UK MAIB issued its first Safety Digest of 2022, in which it describes an incident where seawater began flooding into the engine room, making the engineers evacuate the engine room and raise the alarm.
The incident
A small dry cargo vessel was in harbour and its engineers were investigating why ballasting operations were taking longer than normal. Their plan was to clean the ballast system’s seawater strainer and then check the ballast pump’s condition.
To isolate the strainer, the second engineer (2/E) went to the ballast control panel and shut the automatic butterfly hull valve between the hull inlet and the strainer. The hull valve indicated as shut on the ballast control panel. The 2/E then went to the engine room and manually shut the isolation valve between the strainer and the pump.
With the chief engineer present, the 2/E loosened the strainer lid’s retaining bolts and tried to lever the lid off with a screwdriver, but it would not budge. The engineers then rigged a chain block to the strainer lid, having completely removed all the bolts. As the weight came onto the chain block the strainer lid flew off and seawater began flooding into the engine room. The engineers tried unsuccessfully to replace the lid, then decided to evacuate the engine room and raise the alarm.

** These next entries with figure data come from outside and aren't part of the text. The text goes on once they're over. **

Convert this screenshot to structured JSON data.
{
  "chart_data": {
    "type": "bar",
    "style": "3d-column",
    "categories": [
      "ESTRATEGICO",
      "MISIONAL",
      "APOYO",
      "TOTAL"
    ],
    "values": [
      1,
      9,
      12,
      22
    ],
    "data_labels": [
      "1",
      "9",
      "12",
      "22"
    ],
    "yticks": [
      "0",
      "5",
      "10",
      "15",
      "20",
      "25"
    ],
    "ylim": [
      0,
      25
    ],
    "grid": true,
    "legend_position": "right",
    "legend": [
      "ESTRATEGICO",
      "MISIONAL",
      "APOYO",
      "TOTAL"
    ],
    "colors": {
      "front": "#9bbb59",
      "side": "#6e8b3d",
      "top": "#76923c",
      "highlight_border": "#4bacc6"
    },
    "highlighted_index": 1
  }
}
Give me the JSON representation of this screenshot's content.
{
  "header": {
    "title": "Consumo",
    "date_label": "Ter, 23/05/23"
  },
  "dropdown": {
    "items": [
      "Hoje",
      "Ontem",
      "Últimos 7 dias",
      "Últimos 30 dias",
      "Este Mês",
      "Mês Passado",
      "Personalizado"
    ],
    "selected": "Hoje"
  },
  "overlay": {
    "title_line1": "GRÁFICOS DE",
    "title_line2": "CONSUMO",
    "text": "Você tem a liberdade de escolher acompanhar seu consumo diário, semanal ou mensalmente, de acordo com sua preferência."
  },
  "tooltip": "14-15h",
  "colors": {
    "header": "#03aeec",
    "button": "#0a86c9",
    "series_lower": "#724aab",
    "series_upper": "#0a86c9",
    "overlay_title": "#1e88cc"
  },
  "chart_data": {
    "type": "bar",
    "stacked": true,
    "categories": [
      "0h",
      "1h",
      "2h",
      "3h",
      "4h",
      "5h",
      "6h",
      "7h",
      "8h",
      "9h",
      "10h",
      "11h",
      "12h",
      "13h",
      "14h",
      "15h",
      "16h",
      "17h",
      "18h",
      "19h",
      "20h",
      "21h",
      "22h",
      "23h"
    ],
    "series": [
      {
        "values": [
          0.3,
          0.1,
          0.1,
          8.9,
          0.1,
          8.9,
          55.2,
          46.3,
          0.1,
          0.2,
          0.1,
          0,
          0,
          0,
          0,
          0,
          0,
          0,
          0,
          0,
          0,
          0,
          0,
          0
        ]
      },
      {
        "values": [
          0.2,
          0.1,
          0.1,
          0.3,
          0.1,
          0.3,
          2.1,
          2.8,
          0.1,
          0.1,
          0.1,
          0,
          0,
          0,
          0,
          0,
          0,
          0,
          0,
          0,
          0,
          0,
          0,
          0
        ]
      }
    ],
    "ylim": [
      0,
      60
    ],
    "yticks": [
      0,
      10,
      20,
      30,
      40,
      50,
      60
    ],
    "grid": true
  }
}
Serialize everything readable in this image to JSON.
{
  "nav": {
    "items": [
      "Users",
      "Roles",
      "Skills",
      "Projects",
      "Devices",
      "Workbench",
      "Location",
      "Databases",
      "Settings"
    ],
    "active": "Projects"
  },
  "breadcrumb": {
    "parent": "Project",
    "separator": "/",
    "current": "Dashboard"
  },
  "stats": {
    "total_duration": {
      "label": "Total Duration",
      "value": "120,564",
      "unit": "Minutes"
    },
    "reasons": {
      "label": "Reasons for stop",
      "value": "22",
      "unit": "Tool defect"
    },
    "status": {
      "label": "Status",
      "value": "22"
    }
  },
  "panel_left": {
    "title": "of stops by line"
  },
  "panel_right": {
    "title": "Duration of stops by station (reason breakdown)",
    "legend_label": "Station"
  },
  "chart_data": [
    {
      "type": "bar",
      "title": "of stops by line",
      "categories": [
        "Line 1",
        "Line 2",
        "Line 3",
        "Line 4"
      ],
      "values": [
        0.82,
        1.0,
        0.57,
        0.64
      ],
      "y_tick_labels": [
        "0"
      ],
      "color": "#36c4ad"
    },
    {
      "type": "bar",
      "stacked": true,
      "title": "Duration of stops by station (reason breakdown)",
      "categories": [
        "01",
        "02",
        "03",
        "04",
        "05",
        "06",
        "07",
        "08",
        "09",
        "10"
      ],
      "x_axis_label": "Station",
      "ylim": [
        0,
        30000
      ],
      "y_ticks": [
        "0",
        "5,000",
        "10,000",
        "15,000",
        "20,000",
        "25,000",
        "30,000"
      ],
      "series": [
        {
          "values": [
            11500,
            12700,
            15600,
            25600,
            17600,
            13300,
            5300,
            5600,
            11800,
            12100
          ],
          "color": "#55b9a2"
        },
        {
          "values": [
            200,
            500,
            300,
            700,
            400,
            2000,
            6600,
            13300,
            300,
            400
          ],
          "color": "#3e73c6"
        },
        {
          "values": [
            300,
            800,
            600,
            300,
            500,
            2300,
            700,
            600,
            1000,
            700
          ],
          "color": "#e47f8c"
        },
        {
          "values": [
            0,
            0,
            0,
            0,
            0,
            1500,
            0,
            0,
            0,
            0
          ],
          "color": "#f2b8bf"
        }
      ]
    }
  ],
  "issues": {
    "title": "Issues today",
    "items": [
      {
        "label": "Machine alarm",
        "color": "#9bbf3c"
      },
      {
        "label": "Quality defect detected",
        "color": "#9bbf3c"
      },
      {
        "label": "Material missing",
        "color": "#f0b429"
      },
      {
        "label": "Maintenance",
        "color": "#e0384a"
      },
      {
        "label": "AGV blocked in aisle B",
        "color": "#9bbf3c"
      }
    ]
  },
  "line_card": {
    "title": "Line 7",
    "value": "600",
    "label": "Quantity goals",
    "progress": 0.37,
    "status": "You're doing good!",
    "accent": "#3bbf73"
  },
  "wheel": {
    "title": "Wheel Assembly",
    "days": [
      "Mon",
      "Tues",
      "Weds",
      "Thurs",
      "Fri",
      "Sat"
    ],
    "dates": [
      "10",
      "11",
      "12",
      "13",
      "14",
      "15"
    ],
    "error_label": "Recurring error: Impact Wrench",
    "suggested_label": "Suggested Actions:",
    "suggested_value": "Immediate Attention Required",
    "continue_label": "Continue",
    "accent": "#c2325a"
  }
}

In the engine room, the water level rose over the bottom plates until the seawater pressure equalised and the vessel settled with the engine room partly flooded. The vessel was made watertight after a diver fitted an external patch over the hull valve. Thereafter, the contaminated water was pumped out to road tankers for disposal and the vessel was dry docked for repairs.
Probable cause
After the accident, a technical investigation identified that the automatic butterfly hull valve was defective, and had remained partially open when indicated as
shut on the ballast control panel. This investigation also found that the strainer was clean but that a ballast pump defect had caused the slow ballasting operations. The company has provided a revised safe system of work for strainer cleaning.
Lessons learned
- Procedure: The strainer lid was fitted with a test plug, provided to make sure the system was not still under pressure before the lid was removed. However, the engineers involved in this accident neither followed an approved procedure for the strainer clean nor opened the test plug and so were unaware of the faulty hull valve that meant the system was still open to sea pressure. Additionally, when they tried to remove the lid with a screwdriver, the absence of any leakage underpinned their assessment that the system was isolated.
- Check: Given that the hull valve indicated shut on the ballast control panel, it was reasonable of the engineers to assume this was correct. However, where there is doubt or, for instance, when reducing a system to single valve isolation to sea, it is good practice to visually inspect the valve’s mechanical position indicator as well as checking its remote indication. A further precaution is to loosen the nuts, then use wedges to crack the lid open; if water floods out, the retaining nuts can be retightened to seal the strainer lid.